La décision de l’Information and Communication Technologies Authority (ICTA) de suspendre les réseaux sociaux jusqu’au 11 novembre suscite une vive polémique à Maurice. Cette directive, justifiée par des préoccupations de « sécurité nationale » par l’État, est perçue par comme une atteinte aux libertés fondamentales. Mes Ashok Radhakissoon et Yuvir Bandhu s’expriment sur la décision.
Ashok Radhakissoon : « Un jour noir pour la démocratie »
L’ancien président de l’ICTA, Me Ashok Radhakissoon, exprime son indignation face à ce qu’il considère comme une entrave sans précédent à la liberté d’expression. Pour Ashok Radhakissoon, la suspension constitue une atteinte à la démocratie mauricienne. « C’est une décision extrêmement grave que l’ICTA a prise », avance-t-il. Depuis l’indépendance, Maurice a mis en place de nombreuses mesures pour renforcer les libertés individuelles, notamment en réduisant les coûts des SMS et de l’Internet pour favoriser l’accès à l’information et la libre expression. Selon lui, « c’est ce qui constitue notre capital-liberté », et cette décision vient menotter cette liberté, « les mains derrière le dos ».
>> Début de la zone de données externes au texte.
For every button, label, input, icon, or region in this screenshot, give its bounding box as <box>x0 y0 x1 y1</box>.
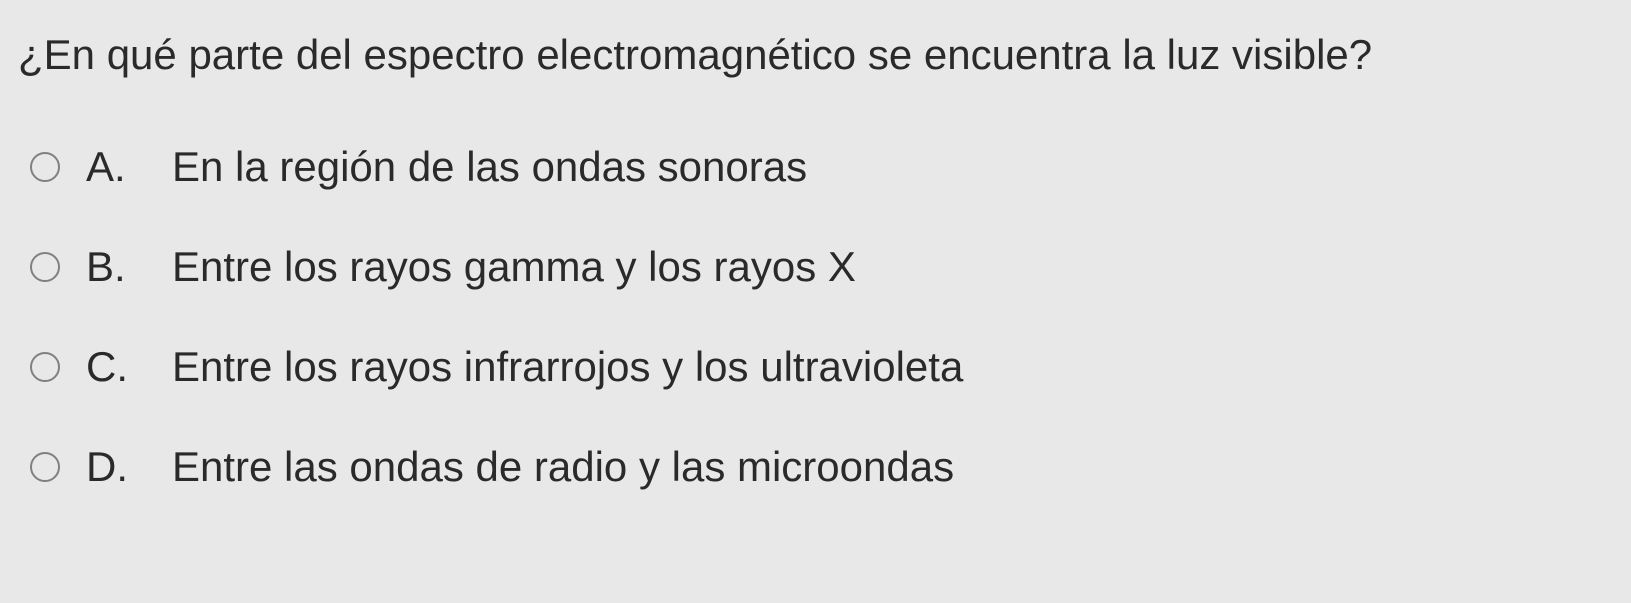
radio-icon[interactable] <box>30 352 60 382</box>
option-letter: B. <box>86 243 146 291</box>
radio-icon[interactable] <box>30 152 60 182</box>
option-label: Entre las ondas de radio y las microonda… <box>172 443 954 491</box>
option-letter: D. <box>86 443 146 491</box>
option-a[interactable]: A. En la región de las ondas sonoras <box>30 143 1613 191</box>
option-label: Entre los rayos infrarrojos y los ultrav… <box>172 343 963 391</box>
option-letter: A. <box>86 143 146 191</box>
radio-icon[interactable] <box>30 452 60 482</box>
option-label: Entre los rayos gamma y los rayos X <box>172 243 856 291</box>
options-list: A. En la región de las ondas sonoras B. … <box>18 143 1613 491</box>
option-label: En la región de las ondas sonoras <box>172 143 807 191</box>
radio-icon[interactable] <box>30 252 60 282</box>
option-d[interactable]: D. Entre las ondas de radio y las microo… <box>30 443 1613 491</box>
option-letter: C. <box>86 343 146 391</box>
option-b[interactable]: B. Entre los rayos gamma y los rayos X <box>30 243 1613 291</box>
option-c[interactable]: C. Entre los rayos infrarrojos y los ult… <box>30 343 1613 391</box>
question-text: ¿En qué parte del espectro electromagnét… <box>18 28 1613 83</box>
Me Ashok Radhakissoon va plus loin en qualifiant cette directive de « censure de l’information ». Pour lui, « c’est un jour noir pour la démocratie ». Il est d’avis que l’ICTA aurait dû consulter les opérateurs de télécommunications avant de prendre une telle décision. « Il faut savoir que, selon la loi des télécommunications, le ministre de tutelle peut donner des directives d’ordre général, mais celles-ci ne doivent pas être en contradiction avec l’ICTA Act, qui a été créé pour protéger la liberté d’expression », précise l’avocat.
Pour lui, cette décision cache d’autres motifs. « Le communiqué évoque la sécurité nationale sans nous dire précisément quel est le danger pour celle-ci. Pour moi, c'est fait pour protéger certaines personnes des hautes sphères qui se sentent menacées ». Selon Me Ashok Radhakissoon, la directive n’est qu’une réponse aux pressions de certaines personnes influentes. « Vingt-deux ans après la libéralisation des ondes, je suis outré. Ce sont des actes hautement condamnables. J’espère que ceux qui nous gouvernent vont se ressaisir. C’est l’image du pays qui en prend un coup avec cette affaire. C’est notre vitrine démocratique qui risque d’être brisée. »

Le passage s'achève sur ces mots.